This photograph was taken by an unknown photographer in 1915, a year into the Great War, and in the third year of the Ethnographic Museum residing on the Wawel Hill. It is quite likely that the photo was taken by Leopold Węgrzynowicz, a member of the Society of the Ethnographic Museum of Kraków and a close collaborator of Seweryn Udziela at the time (in 1915, among other things, he made a series of slides to be used by the Museum). Another photo depicting one of the Museum exhibition rooms has also been identified as taken by him a little later.
In 1913, the Ethnographic Museum, founded just two years earlier, was housed in some of the rooms on the ground and the first floors of the former St Michael’s Seminary in Wawel, at no. 7, where at the time of the Partitions military barracks had been. The process of adapting the rooms to the needs of the Museum was completed in 1920. In 1915, the year this photograph was taken, five more rooms were furnished and opened to the public.

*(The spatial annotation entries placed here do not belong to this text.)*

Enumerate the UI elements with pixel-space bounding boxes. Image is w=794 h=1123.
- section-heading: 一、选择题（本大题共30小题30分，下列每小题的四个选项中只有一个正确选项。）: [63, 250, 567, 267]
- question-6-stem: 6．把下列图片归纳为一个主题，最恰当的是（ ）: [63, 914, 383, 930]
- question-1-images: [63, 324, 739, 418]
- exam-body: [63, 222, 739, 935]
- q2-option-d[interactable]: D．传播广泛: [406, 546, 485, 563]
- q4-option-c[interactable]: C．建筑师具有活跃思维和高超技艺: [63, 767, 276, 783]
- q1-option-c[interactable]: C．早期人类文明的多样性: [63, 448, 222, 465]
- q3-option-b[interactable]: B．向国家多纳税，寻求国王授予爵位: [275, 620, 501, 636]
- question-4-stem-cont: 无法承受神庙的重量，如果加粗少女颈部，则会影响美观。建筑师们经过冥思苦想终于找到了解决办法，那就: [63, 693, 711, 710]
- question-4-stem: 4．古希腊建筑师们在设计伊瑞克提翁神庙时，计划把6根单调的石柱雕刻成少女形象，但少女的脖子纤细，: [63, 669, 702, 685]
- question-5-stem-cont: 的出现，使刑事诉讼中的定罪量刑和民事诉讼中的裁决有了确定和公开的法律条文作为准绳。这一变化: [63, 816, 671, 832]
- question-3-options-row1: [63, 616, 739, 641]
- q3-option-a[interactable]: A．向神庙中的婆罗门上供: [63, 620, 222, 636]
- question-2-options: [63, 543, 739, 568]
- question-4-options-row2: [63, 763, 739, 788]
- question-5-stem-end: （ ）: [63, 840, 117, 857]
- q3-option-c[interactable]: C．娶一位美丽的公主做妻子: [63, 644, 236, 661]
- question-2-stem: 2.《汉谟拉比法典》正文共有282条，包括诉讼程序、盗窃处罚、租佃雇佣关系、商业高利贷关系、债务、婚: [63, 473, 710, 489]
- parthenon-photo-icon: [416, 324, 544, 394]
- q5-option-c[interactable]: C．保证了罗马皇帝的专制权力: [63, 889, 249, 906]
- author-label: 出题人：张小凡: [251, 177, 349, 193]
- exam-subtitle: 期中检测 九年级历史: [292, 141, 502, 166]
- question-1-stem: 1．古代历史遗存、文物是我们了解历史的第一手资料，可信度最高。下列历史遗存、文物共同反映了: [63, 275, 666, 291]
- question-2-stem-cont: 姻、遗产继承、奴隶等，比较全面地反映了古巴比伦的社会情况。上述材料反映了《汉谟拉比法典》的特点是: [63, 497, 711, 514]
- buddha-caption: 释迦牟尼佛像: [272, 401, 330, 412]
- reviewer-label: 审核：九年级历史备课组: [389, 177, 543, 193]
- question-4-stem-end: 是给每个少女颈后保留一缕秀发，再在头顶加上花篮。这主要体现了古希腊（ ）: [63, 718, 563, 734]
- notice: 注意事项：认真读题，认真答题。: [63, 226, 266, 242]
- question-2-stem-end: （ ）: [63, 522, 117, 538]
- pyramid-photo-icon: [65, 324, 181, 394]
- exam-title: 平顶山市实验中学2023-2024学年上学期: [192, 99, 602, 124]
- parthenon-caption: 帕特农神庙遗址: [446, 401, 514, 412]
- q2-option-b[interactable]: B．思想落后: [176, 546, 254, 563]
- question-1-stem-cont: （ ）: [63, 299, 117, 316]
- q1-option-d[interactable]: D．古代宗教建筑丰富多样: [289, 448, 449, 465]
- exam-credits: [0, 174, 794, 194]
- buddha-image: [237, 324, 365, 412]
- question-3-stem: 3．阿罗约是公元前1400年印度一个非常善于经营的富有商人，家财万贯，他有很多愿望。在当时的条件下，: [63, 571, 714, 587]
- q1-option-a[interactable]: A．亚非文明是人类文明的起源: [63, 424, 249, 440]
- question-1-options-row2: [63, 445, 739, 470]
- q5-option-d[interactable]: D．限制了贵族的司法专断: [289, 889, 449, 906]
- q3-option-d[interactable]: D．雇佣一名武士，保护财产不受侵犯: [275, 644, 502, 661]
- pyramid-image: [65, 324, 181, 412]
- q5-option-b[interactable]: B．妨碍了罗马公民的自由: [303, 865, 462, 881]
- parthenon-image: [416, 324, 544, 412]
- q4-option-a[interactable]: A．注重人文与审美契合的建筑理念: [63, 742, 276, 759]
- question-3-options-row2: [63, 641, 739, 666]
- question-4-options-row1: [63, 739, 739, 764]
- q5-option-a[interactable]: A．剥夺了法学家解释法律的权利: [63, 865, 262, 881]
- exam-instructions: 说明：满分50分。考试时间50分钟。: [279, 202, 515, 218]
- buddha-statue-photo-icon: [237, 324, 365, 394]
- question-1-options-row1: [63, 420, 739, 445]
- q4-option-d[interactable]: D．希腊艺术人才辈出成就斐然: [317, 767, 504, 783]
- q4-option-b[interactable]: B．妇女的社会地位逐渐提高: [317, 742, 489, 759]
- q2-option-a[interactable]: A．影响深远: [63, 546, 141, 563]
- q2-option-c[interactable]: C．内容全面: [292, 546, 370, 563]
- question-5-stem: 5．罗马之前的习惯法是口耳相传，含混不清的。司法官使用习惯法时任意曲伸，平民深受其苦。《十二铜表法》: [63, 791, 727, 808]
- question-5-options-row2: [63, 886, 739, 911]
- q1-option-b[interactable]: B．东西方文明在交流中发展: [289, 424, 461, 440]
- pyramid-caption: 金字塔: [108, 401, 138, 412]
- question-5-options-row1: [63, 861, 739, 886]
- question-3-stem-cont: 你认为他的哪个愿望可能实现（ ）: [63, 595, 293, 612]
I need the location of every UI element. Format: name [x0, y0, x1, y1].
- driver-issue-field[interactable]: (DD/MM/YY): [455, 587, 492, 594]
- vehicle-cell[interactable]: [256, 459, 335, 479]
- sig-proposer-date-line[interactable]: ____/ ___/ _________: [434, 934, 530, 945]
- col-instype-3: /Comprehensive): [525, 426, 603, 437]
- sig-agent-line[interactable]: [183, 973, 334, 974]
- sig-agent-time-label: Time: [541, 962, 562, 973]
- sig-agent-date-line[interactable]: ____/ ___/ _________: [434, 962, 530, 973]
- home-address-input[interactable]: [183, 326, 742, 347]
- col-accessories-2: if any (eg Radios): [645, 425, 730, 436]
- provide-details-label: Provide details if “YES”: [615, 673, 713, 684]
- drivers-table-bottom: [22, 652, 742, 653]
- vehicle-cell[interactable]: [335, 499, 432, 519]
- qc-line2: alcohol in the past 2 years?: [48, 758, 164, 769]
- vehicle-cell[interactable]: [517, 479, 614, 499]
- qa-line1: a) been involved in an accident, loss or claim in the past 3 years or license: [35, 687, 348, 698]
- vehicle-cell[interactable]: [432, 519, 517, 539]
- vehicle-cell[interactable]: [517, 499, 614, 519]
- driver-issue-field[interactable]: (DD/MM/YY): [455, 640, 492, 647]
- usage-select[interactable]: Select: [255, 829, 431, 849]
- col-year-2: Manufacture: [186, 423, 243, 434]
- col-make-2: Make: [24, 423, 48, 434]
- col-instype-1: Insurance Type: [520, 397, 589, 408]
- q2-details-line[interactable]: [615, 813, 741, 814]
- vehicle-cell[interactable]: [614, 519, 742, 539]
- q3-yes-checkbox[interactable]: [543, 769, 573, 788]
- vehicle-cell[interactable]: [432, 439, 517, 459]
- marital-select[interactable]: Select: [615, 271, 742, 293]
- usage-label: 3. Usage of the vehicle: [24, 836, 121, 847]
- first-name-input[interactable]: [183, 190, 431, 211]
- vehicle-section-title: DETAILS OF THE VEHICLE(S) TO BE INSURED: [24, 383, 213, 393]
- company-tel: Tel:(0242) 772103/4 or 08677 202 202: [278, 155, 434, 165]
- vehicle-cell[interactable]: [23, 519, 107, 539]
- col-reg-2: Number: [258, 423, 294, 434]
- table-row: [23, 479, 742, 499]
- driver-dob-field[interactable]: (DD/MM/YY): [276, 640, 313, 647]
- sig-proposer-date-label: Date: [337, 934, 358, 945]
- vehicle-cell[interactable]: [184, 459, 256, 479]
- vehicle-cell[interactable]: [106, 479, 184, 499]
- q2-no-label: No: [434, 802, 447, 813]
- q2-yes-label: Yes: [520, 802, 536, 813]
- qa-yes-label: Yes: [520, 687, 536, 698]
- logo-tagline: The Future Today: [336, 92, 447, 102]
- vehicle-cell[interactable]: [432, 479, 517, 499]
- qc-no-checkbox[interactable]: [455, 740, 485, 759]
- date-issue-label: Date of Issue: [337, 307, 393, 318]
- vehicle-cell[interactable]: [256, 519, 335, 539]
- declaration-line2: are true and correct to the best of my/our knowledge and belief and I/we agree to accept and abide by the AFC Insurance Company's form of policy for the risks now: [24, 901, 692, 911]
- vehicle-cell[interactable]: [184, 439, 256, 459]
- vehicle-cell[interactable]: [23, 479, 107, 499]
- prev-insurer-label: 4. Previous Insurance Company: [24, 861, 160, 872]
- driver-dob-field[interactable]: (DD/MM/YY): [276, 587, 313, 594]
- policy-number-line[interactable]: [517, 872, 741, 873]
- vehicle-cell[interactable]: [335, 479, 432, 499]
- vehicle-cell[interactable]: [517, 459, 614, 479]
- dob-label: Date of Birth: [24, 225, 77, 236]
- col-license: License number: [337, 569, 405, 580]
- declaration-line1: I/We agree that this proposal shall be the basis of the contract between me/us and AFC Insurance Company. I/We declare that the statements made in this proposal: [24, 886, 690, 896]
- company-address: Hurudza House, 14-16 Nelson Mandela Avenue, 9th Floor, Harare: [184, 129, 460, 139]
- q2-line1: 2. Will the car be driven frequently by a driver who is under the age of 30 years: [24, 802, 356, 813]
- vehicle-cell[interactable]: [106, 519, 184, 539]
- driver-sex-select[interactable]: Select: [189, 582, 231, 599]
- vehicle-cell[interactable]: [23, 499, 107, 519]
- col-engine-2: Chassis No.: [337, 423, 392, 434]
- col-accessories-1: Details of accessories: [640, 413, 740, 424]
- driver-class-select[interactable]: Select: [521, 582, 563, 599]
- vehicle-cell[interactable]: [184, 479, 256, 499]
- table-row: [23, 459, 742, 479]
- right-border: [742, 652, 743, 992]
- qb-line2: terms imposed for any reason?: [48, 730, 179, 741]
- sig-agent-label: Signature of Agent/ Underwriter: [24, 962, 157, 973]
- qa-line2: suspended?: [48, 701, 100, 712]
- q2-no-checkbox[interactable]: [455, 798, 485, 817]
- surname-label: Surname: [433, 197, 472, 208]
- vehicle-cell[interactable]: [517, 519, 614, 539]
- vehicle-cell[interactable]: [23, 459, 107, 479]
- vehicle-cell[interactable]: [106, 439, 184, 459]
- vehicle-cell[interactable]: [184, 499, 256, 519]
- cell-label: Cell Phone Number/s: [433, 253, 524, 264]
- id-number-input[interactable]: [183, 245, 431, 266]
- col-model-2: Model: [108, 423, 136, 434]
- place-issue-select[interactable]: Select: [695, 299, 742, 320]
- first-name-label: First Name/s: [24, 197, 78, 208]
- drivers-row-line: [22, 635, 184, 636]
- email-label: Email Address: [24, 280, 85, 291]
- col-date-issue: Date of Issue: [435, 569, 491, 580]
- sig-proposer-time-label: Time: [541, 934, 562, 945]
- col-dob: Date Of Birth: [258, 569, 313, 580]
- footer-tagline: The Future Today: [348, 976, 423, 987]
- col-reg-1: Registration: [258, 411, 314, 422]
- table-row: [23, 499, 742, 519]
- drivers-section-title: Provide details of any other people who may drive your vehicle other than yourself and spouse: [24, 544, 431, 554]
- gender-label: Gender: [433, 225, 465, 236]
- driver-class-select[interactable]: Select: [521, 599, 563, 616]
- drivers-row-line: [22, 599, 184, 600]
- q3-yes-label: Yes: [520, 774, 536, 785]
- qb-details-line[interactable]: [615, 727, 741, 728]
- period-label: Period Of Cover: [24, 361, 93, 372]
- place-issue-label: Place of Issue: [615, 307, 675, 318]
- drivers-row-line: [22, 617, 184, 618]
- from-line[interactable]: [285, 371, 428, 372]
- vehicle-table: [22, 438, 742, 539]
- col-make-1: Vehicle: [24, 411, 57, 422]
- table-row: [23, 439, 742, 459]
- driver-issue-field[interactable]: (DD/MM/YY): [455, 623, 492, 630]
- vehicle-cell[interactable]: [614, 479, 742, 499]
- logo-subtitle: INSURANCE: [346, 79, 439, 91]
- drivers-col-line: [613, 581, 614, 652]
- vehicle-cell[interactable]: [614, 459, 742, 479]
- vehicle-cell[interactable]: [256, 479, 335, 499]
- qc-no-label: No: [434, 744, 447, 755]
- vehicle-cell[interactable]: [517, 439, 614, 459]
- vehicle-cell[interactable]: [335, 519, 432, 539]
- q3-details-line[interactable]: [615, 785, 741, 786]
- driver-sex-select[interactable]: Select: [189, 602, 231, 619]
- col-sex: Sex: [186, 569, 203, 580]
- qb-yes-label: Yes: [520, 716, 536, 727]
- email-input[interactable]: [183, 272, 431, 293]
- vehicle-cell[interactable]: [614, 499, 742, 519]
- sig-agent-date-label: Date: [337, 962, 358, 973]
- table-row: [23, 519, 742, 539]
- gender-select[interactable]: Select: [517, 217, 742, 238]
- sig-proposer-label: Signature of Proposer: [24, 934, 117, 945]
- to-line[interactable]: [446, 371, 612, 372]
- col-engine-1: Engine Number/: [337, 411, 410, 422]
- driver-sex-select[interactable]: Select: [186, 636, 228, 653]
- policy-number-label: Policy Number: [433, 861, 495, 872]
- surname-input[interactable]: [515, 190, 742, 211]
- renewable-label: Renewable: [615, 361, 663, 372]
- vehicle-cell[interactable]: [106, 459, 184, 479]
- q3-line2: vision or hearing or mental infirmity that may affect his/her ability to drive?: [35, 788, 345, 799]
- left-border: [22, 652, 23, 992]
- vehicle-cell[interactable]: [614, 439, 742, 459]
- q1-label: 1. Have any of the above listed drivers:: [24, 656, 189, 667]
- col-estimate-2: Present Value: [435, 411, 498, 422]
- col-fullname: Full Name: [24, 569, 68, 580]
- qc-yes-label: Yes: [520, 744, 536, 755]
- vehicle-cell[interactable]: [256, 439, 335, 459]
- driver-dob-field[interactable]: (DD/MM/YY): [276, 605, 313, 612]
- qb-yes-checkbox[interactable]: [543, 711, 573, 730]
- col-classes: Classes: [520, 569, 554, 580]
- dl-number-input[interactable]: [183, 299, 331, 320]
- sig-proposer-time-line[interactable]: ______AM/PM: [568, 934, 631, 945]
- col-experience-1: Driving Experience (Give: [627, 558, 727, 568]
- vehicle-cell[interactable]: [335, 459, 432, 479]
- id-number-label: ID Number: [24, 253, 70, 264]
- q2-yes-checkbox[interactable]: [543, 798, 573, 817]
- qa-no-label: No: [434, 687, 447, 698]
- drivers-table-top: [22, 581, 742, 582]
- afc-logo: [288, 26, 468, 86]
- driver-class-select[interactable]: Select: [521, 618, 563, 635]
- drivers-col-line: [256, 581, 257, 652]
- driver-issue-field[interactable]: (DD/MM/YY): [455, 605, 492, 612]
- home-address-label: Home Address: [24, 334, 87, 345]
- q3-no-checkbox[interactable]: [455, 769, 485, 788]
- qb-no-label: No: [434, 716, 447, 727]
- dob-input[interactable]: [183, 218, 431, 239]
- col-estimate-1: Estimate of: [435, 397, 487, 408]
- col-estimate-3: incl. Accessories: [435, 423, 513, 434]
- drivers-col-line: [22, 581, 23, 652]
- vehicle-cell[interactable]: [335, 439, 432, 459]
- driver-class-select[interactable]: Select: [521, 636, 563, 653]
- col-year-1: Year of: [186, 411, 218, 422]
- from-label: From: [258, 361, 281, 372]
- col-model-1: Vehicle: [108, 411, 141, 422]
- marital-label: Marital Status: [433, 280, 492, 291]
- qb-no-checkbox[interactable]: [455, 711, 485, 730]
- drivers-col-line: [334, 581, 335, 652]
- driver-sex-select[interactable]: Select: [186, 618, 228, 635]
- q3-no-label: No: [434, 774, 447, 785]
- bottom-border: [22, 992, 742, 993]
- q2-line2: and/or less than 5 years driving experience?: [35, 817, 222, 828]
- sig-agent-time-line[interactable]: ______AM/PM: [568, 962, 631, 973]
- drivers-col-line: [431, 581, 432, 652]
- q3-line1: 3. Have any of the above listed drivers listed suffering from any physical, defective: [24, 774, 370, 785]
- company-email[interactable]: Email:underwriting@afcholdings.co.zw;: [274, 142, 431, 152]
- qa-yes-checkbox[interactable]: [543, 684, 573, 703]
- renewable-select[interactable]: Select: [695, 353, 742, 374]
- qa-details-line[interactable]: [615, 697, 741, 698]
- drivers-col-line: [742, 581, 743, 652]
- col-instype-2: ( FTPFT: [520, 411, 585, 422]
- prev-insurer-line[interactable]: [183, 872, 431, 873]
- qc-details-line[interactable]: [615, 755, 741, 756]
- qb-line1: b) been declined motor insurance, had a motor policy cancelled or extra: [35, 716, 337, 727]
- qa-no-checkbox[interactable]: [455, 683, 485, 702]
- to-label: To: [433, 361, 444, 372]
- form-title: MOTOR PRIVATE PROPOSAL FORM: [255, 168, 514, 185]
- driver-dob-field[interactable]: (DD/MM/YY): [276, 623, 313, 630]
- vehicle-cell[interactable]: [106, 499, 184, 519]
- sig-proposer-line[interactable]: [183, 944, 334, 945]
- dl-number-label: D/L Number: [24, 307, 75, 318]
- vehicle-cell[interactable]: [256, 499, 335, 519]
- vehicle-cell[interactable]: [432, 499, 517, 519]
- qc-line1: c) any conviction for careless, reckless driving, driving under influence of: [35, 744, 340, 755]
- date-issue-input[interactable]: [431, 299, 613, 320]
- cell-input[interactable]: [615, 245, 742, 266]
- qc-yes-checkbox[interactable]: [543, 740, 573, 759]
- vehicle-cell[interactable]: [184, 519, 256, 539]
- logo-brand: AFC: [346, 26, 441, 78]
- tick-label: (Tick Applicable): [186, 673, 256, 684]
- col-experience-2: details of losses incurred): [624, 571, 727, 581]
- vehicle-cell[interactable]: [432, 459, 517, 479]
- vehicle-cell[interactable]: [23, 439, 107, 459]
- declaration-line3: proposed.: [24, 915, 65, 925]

The photograph shows the four-storey, plaster-coated brick building covered with a tiled roof. It combines three historic, Gothic tenement houses and has a shaded, tiled porch, visible on the left. Single-storey utility buildings can be seen in front of it. On the right we see some small buildings enclosed by a wooden fence. Centre stage, on the front elevation, there is a sign that reads ETHNOGRAPHIC MUSEUM.